For clients, it’s difficult to tell one financial advisor from another. They look like ketchup on the grocery store shelf – bottles with a red substance and a white cap.
“When I go to conferences, I find financial advisors look the same and have the same stuff inside.” said Michael Fox, founder of the Mullingar Group, a branding expert who used the ketchup analogy.

Mike Fox, Founder, The Mullingar Group
Financial advisors need to make themselves more relevant, Fox told SHOOKtalks, “and making it hard for us to understand the differences.”
“You have the same investment advice, the same investment instruments and the same things to invest in. The data is all the same and so is the way you have managed portfolios,” he said.
Along with Fox, Carter Sims discussed branding with top-RIA Debra Brede, founder of D.K. Brede Investment Management Co. Sims is head of global distribution at Thornburg Investment Management, a $42 billion privately held active manager.
The crowded financial advice business remains a fragmented industry. Some 300,000 professionals work in different types of firms offering financial advice and in different channels.
Traditionally, consumers hire advisors based on whether they like the person. Advisors sell themselves, not the product or services they offer. That focus is starting to change, however, as the industry consolidates and the larger firms see a need to differentiate themselves.
“I grew up on the advisor side of the world. My dad was an independent advisor. His brand was himself and his team,” Sims said.

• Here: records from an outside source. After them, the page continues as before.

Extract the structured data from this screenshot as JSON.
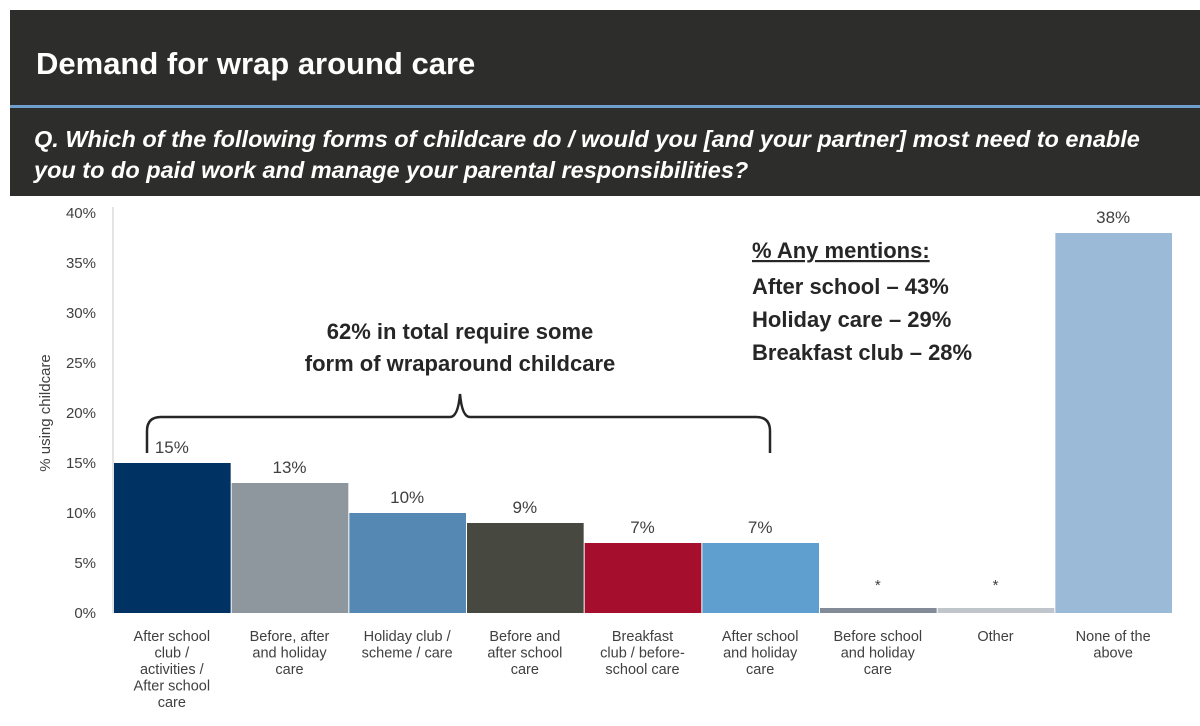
{
  "slide": {
    "title": "Demand for wrap around care",
    "question": "Q. Which of the following forms of childcare do / would you [and your partner] most need to enable you to do paid work and manage your parental responsibilities?"
  },
  "colors": {
    "header_bg": "#2d2d2b",
    "divider": "#6f9fcf"
  },
  "chart_data": {
    "type": "bar",
    "ylabel": "% using childcare",
    "ylim": [
      0,
      40
    ],
    "yticks": [
      "0%",
      "5%",
      "10%",
      "15%",
      "20%",
      "25%",
      "30%",
      "35%",
      "40%"
    ],
    "grid": false,
    "categories": [
      "After school club / activities / After school care",
      "Before, after and holiday care",
      "Holiday club / scheme / care",
      "Before and after school care",
      "Breakfast club / before-school care",
      "After school and holiday care",
      "Before school and holiday care",
      "Other",
      "None of the above"
    ],
    "category_lines": [
      [
        "After school",
        "club /",
        "activities /",
        "After school",
        "care"
      ],
      [
        "Before, after",
        "and holiday",
        "care"
      ],
      [
        "Holiday club /",
        "scheme / care"
      ],
      [
        "Before and",
        "after school",
        "care"
      ],
      [
        "Breakfast",
        "club / before-",
        "school care"
      ],
      [
        "After school",
        "and holiday",
        "care"
      ],
      [
        "Before school",
        "and holiday",
        "care"
      ],
      [
        "Other"
      ],
      [
        "None of the",
        "above"
      ]
    ],
    "values": [
      15,
      13,
      10,
      9,
      7,
      7,
      0.5,
      0.5,
      38
    ],
    "data_labels": [
      "15%",
      "13%",
      "10%",
      "9%",
      "7%",
      "7%",
      "*",
      "*",
      "38%"
    ],
    "colors": [
      "#003263",
      "#8f979e",
      "#5589b4",
      "#474840",
      "#a50f2d",
      "#5f9fcf",
      "#838b99",
      "#c0c5cc",
      "#9bbad8"
    ],
    "annotations": {
      "brace_text": [
        "62% in total require some",
        "form of wraparound childcare"
      ],
      "mentions_title": "% Any mentions:",
      "mentions": [
        "After school – 43%",
        "Holiday care – 29%",
        "Breakfast club – 28%"
      ]
    }
  }
}
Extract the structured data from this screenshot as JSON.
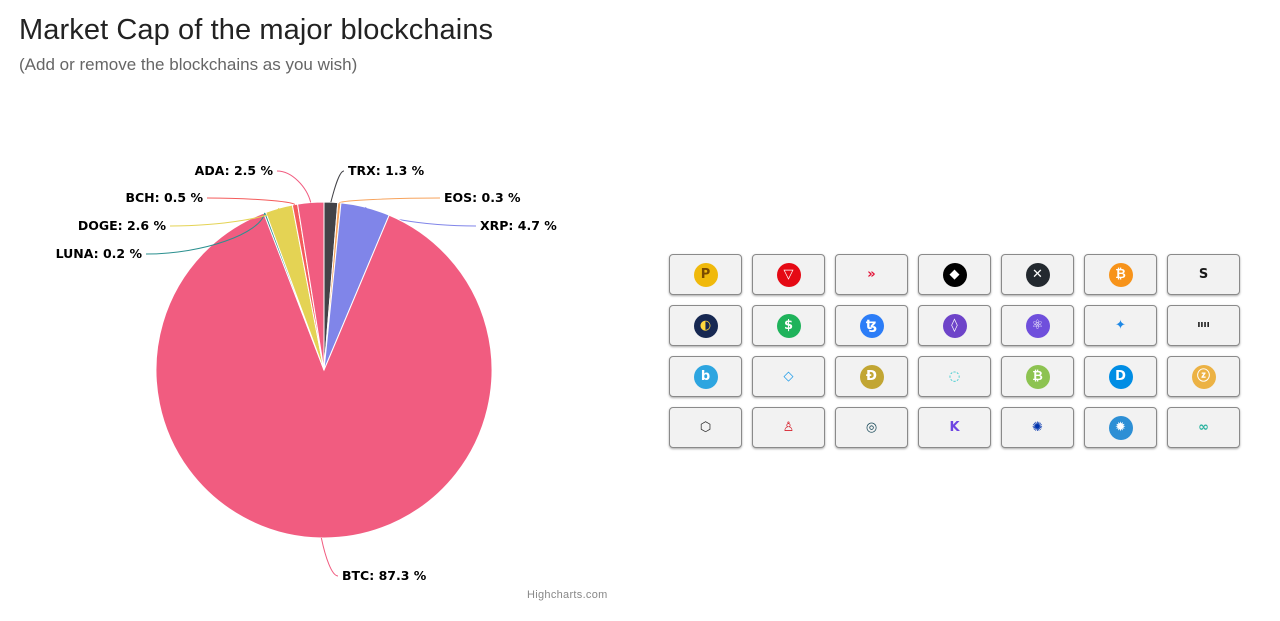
{
  "header": {
    "title": "Market Cap of the major blockchains",
    "subtitle": "(Add or remove the blockchains as you wish)"
  },
  "chart_data": {
    "type": "pie",
    "title": "",
    "slices": [
      {
        "name": "TRX",
        "value": 1.3,
        "label": "TRX: 1.3 %",
        "color": "#434348"
      },
      {
        "name": "EOS",
        "value": 0.3,
        "label": "EOS: 0.3 %",
        "color": "#f7a35c"
      },
      {
        "name": "XRP",
        "value": 4.7,
        "label": "XRP: 4.7 %",
        "color": "#8085e9"
      },
      {
        "name": "BTC",
        "value": 87.3,
        "label": "BTC: 87.3 %",
        "color": "#f15c80"
      },
      {
        "name": "LUNA",
        "value": 0.2,
        "label": "LUNA: 0.2 %",
        "color": "#2b908f"
      },
      {
        "name": "DOGE",
        "value": 2.6,
        "label": "DOGE: 2.6 %",
        "color": "#e4d354"
      },
      {
        "name": "BCH",
        "value": 0.5,
        "label": "BCH: 0.5 %",
        "color": "#f45b5b"
      },
      {
        "name": "ADA",
        "value": 2.5,
        "label": "ADA: 2.5 %",
        "color": "#f15c80"
      }
    ]
  },
  "credits": "Highcharts.com",
  "coins": [
    {
      "name": "pancake",
      "glyph": "P",
      "bg": "#f0b90b",
      "fg": "#7a4a00"
    },
    {
      "name": "tron",
      "glyph": "▽",
      "bg": "#e50914",
      "fg": "#ffffff"
    },
    {
      "name": "hive",
      "glyph": "»",
      "bg": "#ffffff",
      "fg": "#e31337"
    },
    {
      "name": "eos",
      "glyph": "◆",
      "bg": "#000000",
      "fg": "#ffffff"
    },
    {
      "name": "xrp",
      "glyph": "✕",
      "bg": "#23292f",
      "fg": "#ffffff"
    },
    {
      "name": "bitcoin",
      "glyph": "₿",
      "bg": "#f7931a",
      "fg": "#ffffff"
    },
    {
      "name": "steem",
      "glyph": "S",
      "bg": "#ffffff",
      "fg": "#1a1a1a"
    },
    {
      "name": "terra-luna",
      "glyph": "◐",
      "bg": "#172852",
      "fg": "#ffd83d"
    },
    {
      "name": "stable-coin",
      "glyph": "$",
      "bg": "#1fb35b",
      "fg": "#ffffff"
    },
    {
      "name": "tezos",
      "glyph": "ꜩ",
      "bg": "#2c7df7",
      "fg": "#ffffff"
    },
    {
      "name": "polkadot-shield",
      "glyph": "◊",
      "bg": "#6e44c9",
      "fg": "#ffffff"
    },
    {
      "name": "atom",
      "glyph": "⚛",
      "bg": "#6f4fdc",
      "fg": "#ffffff"
    },
    {
      "name": "harmony",
      "glyph": "✦",
      "bg": "#ffffff",
      "fg": "#1e88e5"
    },
    {
      "name": "iota",
      "glyph": "ıııı",
      "bg": "#ffffff",
      "fg": "#1a1a1a"
    },
    {
      "name": "bancor",
      "glyph": "b",
      "bg": "#2da5e0",
      "fg": "#ffffff"
    },
    {
      "name": "diamond",
      "glyph": "◇",
      "bg": "#ffffff",
      "fg": "#1e9be9"
    },
    {
      "name": "dogecoin",
      "glyph": "Ð",
      "bg": "#c2a633",
      "fg": "#ffffff"
    },
    {
      "name": "icon",
      "glyph": "◌",
      "bg": "#ffffff",
      "fg": "#1fc5c9"
    },
    {
      "name": "bitcoin-cash",
      "glyph": "₿",
      "bg": "#8dc351",
      "fg": "#ffffff"
    },
    {
      "name": "dash",
      "glyph": "D",
      "bg": "#008de4",
      "fg": "#ffffff"
    },
    {
      "name": "zcash",
      "glyph": "ⓩ",
      "bg": "#ecb244",
      "fg": "#ffffff"
    },
    {
      "name": "ultra",
      "glyph": "⬡",
      "bg": "#ffffff",
      "fg": "#2a2a2a"
    },
    {
      "name": "huobi-person",
      "glyph": "♙",
      "bg": "#ffffff",
      "fg": "#d61f2b"
    },
    {
      "name": "ontology",
      "glyph": "◎",
      "bg": "#ffffff",
      "fg": "#1b4b5a"
    },
    {
      "name": "kucoin",
      "glyph": "K",
      "bg": "#ffffff",
      "fg": "#6e45e2"
    },
    {
      "name": "cardano",
      "glyph": "✺",
      "bg": "#ffffff",
      "fg": "#0033ad"
    },
    {
      "name": "cosmos-blue",
      "glyph": "✹",
      "bg": "#2d8fd5",
      "fg": "#ffffff"
    },
    {
      "name": "chainlink-knot",
      "glyph": "∞",
      "bg": "#ffffff",
      "fg": "#2bb3a0"
    }
  ]
}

Debra Brede, Top RIA, D.K. Brede Investment Mgmt Company
Brede is a traditionalist who views herself as her own brand. She is consistently ranked among the top 250 Forbes-Shook women wealth advisors.
“I am a mother to my clients. I take care of people,” she said, noting that it works. “If you take care of your clients they will send you referrals.”
“I am very up front, sometimes even blunt. I think people respect that,” Brede said. She recalled a situation where a wealthy physician’s wife wanted to buy a third house in Nantucket. “I told her ‘you can buy this house, but you are going to have to sell one of your other homes.’ She didn’t like it, but she needed to hear it. Her husband called me later and thanked me.”
Fox walked participants through how to build a simple system that prioritizes all their messages with clients. He said advisors need to keep their pitch simple and not overwhelm potential clients with too much information.

Carter Sims, Head of Global Distribution & Managing Director, Thornburg
Many brands have differentiated themselves by focusing their entire message around the process, Fox said.
Ritz Carlton is different. “If it ran advertising touting the process, ads would say “square beds, white sheets for pillows, and nobody would pay $500 a night for that.” Instead, Ritz Carlton focuses on the experience. Customers pay more because they expect something different, he said.
The frontal cortex part of the brain deals with logic and reasoning, Fox said. People often think they are basing decisions on facts, but they forget that many decisions are influenced by emotion.
“Think back on the big purchasing decisions you have made in your life,” he said. Fox said when his daughter was picking colleges, he put together a spreadsheet analyzing the different prospects. “My daughter turned to me and said dad ‘I feel very at home here on this campus,’ I didn’t have that on my spreadsheet. The decision was very emotional.”
How does this pertain to the financial advice business?
“You might be throwing a ton of rational information at the consumer and that’s not going to stick,” Fox said. “We need to make sure we’re leading with emotions because after all, emotions are at the heart of how these prospects are going to make decisions.”